# Is everybody capable of falling in love?



## Aerie (Jun 19, 2004)

I have been in a four year relationship that tragically ended in the both of us getting hurt. After the break up i started to look for possible "rebound" individuals to get my mind off of him. Now i've noticed that I'm still going out with "rebounds" three years after the break up. The guys that i been dating never seem to satisfy what i want emotionally and physically(physical appearance). My standards has dropped tremendously and i feel like I'm always trying to make everybody else around me happier than they ever make me. Also, when i date a guy that my family and friends like i tend to lose interest. Is this common?


----------



## David Baxter PhD (Jun 19, 2004)

What it suggests to me, Aerie, is that you are putting too much focus on "being in a relationship" than on finding out what it is you want, either in a relationship or just for yourself. As long as you do that, and keep going from one relationship to another trying to find one that will "make you happy", you are not going to find much success.

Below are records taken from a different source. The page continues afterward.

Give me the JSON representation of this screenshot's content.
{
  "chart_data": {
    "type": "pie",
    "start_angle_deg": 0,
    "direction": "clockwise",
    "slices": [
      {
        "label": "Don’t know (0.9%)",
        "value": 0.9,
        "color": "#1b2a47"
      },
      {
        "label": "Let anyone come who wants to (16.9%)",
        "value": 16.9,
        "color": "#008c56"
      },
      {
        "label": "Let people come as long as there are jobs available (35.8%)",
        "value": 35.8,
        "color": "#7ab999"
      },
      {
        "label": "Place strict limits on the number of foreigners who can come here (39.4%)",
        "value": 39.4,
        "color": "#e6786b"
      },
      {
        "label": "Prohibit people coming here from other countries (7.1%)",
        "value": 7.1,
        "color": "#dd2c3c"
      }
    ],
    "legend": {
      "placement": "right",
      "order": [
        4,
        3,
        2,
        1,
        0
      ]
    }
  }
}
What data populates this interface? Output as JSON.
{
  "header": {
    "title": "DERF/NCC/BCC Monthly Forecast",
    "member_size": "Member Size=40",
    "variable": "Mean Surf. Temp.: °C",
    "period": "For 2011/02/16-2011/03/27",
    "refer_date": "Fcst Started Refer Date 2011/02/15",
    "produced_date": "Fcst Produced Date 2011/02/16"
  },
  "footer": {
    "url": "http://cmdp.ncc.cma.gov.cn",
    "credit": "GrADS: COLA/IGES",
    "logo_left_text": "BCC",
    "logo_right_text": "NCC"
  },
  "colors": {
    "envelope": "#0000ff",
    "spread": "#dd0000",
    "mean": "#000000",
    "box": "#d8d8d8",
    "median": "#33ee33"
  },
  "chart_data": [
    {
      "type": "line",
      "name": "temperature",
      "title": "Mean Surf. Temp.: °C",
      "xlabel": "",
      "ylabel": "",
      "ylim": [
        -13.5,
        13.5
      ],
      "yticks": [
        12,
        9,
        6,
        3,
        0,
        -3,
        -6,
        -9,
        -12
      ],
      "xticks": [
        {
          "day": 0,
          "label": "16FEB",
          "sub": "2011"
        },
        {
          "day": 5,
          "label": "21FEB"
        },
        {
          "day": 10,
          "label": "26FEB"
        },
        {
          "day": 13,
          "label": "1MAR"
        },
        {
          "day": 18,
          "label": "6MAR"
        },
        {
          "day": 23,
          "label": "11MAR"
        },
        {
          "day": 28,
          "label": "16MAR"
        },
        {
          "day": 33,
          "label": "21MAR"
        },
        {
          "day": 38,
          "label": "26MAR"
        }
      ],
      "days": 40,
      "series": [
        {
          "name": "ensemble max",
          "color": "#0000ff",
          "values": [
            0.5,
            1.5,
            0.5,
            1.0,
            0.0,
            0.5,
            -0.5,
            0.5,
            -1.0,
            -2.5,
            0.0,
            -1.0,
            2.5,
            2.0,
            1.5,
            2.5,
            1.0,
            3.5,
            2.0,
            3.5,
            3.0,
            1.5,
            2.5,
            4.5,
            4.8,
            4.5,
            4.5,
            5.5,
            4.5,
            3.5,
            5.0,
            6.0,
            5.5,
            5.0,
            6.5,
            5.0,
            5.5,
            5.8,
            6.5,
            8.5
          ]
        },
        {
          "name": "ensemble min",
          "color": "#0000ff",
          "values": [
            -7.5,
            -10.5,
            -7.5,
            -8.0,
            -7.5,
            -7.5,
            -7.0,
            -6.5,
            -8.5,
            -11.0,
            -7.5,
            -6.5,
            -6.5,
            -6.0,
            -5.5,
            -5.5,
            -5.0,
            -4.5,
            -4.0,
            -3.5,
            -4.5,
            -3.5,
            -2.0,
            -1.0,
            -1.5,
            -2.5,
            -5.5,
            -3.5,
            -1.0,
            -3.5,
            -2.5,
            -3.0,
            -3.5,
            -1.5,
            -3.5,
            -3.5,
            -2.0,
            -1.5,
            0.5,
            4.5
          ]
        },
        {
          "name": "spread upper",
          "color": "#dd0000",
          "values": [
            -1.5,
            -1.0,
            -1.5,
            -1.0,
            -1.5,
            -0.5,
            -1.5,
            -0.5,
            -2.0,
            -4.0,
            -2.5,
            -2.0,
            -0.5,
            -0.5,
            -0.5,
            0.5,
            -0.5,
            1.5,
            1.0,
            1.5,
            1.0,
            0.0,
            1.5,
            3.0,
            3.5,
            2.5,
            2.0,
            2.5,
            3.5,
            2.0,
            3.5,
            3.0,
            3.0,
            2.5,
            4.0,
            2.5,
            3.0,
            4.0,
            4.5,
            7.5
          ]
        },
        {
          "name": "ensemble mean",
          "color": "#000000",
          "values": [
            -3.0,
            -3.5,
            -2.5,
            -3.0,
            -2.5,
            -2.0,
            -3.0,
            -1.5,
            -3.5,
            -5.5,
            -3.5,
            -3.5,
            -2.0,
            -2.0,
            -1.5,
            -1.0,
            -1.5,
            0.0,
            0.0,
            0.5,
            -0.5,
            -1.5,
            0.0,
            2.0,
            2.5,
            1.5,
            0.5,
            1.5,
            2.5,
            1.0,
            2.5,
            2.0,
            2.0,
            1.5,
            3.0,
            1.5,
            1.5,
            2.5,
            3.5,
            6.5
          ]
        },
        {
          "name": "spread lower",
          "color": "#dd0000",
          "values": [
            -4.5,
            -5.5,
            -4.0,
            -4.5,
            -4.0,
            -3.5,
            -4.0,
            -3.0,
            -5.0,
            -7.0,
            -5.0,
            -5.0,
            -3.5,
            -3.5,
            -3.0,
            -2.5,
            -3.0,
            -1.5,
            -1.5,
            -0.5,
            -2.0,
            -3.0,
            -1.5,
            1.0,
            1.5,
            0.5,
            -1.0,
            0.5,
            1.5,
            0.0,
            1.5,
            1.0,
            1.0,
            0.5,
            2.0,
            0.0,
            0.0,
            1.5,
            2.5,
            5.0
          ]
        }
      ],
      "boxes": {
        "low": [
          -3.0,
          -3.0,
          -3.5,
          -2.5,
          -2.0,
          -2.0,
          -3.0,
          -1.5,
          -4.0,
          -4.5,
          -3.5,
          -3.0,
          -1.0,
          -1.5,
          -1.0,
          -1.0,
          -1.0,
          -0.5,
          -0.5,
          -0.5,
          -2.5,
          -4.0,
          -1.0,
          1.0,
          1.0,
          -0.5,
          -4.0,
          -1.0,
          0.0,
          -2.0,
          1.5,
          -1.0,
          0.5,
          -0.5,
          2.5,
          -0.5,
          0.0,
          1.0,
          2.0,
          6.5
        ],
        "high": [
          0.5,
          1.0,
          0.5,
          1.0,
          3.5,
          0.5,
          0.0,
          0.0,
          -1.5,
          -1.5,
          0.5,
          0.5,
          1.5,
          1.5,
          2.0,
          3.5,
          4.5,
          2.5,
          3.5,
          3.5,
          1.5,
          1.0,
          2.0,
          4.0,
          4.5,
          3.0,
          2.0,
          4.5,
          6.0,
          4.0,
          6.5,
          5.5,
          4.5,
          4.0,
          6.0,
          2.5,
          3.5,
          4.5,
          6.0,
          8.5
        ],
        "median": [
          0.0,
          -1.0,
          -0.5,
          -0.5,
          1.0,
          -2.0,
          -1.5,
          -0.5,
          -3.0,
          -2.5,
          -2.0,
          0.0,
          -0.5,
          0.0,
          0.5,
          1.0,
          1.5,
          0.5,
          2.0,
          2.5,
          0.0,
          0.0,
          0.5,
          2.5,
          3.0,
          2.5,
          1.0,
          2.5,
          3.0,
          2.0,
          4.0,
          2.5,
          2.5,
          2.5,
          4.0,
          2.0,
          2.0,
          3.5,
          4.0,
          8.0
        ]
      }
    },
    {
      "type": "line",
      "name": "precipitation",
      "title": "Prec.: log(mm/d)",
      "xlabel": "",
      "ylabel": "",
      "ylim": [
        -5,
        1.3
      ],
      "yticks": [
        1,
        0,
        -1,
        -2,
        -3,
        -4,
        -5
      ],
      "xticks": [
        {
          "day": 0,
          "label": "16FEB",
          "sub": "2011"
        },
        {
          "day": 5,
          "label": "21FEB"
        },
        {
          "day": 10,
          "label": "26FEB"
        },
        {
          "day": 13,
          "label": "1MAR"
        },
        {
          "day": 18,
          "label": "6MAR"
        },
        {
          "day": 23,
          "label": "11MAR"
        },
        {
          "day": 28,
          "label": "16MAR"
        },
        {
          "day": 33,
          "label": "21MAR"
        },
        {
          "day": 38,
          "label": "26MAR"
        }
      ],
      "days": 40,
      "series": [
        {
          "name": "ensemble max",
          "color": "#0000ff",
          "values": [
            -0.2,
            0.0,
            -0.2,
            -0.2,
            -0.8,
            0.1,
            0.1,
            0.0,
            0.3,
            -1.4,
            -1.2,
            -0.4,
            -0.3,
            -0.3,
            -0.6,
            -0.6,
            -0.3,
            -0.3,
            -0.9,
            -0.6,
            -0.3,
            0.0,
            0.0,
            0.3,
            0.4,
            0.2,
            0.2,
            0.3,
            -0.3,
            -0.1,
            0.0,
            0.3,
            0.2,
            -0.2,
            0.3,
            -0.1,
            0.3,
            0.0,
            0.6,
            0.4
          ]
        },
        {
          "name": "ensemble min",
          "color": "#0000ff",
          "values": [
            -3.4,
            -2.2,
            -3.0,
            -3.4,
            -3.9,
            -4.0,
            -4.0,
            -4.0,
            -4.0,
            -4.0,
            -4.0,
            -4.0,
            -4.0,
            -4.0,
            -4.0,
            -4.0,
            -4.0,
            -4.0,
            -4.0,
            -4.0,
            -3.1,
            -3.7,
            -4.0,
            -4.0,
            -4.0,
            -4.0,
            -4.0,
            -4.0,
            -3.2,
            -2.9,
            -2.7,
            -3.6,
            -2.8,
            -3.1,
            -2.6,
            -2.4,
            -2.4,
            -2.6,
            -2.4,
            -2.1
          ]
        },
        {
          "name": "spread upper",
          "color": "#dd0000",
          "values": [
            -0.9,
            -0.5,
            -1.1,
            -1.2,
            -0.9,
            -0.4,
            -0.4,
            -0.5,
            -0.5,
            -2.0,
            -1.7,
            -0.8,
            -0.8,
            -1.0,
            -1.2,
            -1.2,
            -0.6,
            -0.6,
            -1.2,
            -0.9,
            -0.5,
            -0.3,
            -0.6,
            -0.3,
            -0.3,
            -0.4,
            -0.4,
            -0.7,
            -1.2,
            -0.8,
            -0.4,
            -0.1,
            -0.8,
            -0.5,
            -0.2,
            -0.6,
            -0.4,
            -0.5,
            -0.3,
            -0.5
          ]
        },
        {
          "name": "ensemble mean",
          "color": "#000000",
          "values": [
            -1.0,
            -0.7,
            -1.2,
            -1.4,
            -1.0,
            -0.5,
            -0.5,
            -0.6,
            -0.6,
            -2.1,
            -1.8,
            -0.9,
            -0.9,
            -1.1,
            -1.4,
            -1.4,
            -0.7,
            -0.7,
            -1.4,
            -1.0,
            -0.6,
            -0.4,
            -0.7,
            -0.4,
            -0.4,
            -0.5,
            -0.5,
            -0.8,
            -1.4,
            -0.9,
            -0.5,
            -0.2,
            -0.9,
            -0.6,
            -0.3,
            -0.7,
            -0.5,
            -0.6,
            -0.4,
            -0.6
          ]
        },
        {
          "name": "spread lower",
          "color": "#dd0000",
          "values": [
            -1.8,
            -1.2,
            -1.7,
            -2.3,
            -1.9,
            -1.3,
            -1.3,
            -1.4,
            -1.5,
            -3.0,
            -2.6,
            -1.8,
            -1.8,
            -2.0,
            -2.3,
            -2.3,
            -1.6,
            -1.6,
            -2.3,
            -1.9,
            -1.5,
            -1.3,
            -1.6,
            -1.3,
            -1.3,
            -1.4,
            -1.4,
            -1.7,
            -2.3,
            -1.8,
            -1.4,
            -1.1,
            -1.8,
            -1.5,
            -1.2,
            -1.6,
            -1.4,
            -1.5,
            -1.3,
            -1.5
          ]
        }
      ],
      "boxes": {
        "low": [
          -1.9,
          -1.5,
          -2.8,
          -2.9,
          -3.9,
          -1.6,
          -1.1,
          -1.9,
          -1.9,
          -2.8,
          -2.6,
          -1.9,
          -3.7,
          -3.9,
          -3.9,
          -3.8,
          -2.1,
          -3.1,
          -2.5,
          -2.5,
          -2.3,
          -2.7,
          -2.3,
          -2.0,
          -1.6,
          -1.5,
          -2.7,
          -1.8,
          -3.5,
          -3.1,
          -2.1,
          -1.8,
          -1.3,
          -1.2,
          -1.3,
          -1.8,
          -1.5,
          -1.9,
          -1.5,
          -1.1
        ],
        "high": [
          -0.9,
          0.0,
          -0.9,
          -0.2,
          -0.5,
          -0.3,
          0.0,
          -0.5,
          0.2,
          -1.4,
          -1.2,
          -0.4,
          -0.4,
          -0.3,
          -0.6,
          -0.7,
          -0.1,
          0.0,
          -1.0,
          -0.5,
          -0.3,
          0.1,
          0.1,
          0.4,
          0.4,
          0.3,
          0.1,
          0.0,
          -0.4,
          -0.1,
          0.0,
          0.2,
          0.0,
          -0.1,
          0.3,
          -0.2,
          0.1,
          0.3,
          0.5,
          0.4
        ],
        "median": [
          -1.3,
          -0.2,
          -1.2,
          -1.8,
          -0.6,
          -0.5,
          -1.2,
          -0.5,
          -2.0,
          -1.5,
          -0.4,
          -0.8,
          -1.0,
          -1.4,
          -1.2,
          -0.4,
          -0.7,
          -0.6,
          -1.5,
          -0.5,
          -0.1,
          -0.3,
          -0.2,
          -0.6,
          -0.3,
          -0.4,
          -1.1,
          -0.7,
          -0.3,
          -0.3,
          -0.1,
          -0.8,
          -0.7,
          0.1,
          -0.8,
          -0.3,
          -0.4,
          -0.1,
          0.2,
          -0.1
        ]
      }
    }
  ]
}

There is a book by Harville Hendrix, _Getting the Love You Want: A Guide for Couples_, that I often recommend, even for people who are not currently in a rfelationship. The book is divided into three parts: The Unconscious Marriage, The Conscious Marriage, and a series of exercises to help you find and maintain a relationship that will be more fulfilling and satisfying for you, or to reconstruct a current relationship so it can be that for you. 

I don't agree with everything the author says but I do find some of the exercises helpful and I think his basic premise is correct: what many of us do is go into a relaionship without clearly identifying what it is we want and expect from the relationship - after a while, we realize this one just isn't working out, so we leave and after a bit find ourselves in another relationship, but again with no clear idea of what it is we want, need, or expect to get in the relationship - and the cycle repeats itself. That's the idea of "the unconscious marriage] - the rest of the book is about trying to remedy that.

You may not be old enough to remember that old (and somewhat goofy) song, "Looking for Love in All the Wrong Places" but when I think of that it often occurs to me that people "find love" more often when they focus on "finding themselves" - and once they have done that, love "finds" them.


----------